Il n’y a pas eu « Trumperie »….


trump

Qu’on se le dise: l’élection de Trump est le fruit amer des huit années de présidence Obama dont l’unanimisme médiatique – encore lui – frétillant du plaisir de voir, enfin, un Président de couleur à la tête de la Première puissance mondiale, a masqué la vérité sur le bilan de la gestion d’Obama. Celui-ci laisse derrière lui une Amérique aujourd’hui fracturée, appauvrie, endettée, affaiblie, parce qu’ayant perdu confiance ne elle-même et ayant perdu la confiance de ses alliés….. 

Mais qui aurait osé dire la vérité sur Obama? La crainte de se voir accusé de « racisme »rend prudent dans le petit monde des journaleux….

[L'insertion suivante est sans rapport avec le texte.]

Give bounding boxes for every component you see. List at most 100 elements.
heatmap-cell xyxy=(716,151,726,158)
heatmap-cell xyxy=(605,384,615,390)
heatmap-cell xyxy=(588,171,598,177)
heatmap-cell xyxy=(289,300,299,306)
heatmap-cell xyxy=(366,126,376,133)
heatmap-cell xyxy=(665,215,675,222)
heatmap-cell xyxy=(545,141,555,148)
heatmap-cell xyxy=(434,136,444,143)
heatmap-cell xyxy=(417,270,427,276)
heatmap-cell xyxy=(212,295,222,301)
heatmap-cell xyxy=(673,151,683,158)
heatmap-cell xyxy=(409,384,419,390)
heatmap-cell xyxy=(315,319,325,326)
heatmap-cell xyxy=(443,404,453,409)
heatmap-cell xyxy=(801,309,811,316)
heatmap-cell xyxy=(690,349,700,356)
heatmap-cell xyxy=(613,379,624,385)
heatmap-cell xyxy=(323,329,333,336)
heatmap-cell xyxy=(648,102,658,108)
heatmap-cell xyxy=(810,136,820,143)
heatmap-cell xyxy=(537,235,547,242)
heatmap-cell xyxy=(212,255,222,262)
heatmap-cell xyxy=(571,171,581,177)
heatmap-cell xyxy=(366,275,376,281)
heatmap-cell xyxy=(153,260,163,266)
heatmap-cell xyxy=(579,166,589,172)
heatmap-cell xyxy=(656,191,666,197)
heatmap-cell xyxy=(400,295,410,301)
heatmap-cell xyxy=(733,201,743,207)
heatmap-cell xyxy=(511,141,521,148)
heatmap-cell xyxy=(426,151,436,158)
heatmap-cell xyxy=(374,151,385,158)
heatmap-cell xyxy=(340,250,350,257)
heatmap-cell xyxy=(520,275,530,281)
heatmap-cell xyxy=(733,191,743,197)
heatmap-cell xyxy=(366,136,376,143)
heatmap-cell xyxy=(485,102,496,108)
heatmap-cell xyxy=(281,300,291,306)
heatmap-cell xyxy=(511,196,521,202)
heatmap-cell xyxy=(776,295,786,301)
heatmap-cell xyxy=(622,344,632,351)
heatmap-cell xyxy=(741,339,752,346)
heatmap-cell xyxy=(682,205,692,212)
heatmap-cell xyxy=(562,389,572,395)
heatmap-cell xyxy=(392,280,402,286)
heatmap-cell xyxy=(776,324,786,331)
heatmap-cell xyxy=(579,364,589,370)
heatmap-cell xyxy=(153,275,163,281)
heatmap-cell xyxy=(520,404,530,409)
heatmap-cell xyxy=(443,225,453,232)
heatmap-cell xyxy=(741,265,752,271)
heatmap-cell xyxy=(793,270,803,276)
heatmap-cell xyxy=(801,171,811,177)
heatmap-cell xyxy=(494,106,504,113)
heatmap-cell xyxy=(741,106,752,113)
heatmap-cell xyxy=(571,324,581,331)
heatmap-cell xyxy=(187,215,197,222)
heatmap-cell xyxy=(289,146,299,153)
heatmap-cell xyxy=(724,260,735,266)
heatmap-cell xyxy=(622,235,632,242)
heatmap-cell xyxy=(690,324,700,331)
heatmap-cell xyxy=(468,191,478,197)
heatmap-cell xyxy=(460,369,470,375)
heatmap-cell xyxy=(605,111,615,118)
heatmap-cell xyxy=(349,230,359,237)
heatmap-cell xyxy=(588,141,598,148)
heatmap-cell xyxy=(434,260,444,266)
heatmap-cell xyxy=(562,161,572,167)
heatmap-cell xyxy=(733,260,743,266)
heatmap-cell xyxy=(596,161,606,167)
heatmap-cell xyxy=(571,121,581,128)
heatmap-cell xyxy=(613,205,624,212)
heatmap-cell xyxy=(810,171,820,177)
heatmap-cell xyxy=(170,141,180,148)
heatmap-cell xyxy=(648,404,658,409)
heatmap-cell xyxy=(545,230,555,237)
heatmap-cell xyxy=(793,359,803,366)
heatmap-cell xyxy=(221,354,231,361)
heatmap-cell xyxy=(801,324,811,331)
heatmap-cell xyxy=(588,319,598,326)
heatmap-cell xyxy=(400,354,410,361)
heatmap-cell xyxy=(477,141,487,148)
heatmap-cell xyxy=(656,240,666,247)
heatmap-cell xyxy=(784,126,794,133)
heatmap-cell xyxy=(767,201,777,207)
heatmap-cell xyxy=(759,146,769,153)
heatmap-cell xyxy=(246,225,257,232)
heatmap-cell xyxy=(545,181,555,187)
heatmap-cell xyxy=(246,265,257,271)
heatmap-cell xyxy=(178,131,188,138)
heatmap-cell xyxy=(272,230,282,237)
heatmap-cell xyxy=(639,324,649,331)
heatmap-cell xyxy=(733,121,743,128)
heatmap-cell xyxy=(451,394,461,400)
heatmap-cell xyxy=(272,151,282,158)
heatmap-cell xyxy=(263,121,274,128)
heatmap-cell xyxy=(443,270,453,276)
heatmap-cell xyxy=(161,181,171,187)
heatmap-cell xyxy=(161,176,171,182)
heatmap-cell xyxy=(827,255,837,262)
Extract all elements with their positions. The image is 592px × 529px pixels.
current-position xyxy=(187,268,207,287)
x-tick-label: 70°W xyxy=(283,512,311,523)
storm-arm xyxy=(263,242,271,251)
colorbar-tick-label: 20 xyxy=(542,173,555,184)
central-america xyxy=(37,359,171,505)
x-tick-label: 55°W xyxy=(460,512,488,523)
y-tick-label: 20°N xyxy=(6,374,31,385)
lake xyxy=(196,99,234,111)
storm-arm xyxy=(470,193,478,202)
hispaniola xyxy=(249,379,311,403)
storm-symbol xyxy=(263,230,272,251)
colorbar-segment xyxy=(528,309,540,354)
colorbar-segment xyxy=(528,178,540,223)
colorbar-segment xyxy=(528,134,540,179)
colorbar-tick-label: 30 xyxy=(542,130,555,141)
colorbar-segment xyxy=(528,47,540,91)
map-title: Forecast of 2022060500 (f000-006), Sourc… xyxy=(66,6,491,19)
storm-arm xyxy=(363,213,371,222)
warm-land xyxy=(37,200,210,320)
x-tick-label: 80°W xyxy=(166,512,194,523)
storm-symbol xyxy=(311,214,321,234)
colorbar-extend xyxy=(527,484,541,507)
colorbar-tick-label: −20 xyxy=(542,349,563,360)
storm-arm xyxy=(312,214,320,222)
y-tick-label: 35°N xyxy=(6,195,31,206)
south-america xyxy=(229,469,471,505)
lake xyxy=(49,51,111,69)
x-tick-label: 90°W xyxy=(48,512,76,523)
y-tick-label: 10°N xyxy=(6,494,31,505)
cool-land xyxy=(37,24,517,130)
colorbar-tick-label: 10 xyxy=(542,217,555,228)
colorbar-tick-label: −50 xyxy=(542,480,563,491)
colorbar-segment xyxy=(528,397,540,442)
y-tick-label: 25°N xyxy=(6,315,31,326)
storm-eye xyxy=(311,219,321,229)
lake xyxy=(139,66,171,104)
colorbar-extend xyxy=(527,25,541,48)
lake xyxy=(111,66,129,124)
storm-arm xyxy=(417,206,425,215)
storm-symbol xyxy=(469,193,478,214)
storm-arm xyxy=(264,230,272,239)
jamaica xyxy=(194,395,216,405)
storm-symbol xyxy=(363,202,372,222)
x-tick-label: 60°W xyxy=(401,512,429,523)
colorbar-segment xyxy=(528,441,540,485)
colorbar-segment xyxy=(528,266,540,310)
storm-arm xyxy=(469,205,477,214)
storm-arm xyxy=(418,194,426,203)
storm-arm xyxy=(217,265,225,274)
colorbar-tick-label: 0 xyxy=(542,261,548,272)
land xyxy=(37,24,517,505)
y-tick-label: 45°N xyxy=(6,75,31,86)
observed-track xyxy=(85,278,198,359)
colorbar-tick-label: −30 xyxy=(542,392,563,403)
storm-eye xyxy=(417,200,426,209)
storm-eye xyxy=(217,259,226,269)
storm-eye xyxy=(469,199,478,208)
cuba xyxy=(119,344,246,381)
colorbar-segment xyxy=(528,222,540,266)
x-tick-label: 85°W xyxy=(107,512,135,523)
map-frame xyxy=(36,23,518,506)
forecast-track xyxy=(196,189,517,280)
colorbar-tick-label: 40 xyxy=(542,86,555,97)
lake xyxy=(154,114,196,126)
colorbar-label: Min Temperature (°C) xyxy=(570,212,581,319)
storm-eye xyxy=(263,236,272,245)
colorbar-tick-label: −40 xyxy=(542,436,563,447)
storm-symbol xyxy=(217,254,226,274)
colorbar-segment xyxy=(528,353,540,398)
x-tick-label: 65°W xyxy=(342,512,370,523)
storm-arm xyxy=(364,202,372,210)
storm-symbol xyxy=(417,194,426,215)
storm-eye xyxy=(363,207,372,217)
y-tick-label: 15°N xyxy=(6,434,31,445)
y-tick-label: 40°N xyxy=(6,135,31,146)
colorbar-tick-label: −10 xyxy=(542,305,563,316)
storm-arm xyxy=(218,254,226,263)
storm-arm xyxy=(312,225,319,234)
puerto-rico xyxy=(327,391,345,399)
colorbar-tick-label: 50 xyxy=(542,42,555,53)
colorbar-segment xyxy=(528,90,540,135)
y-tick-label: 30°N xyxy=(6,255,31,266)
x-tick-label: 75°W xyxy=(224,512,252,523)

L’élection de Trump, quoi qu’en dise une classe médiatique dépitée, n’est, pourtant, une surprise que pour ceux qui, jusqu’à la dernière minute, sont resté sourds à la voix des petits blancs: « les pitoyables »selon Hillary Clinton.

Cf.: https://berdepas.com/2016/03/02/une-election-ca-trump-ca-peut-trumper-enormement/

Leur vote renvoie à leurs études, les « zélites »de Washington, professionnels de la politique claquemurés dans leurs buildings de verre et observant la populace de loin, en se bouchant le nez, pour chasser les odeurs « nauséabondes ». La caste croyait régner sur un pays anesthésié. Elle avait avec elle les médias, les « zintellectuels », le show-biz, la Silicon Valley, Wall Street, l’Union européenne et tout ce que l’Occident compte « d’experts » en politologie. Comment pouvait-elle être battue par ce rustre, ce plouc, ce milliardaire « parvenu », contesté jusqu’au sein de son propre Parti ???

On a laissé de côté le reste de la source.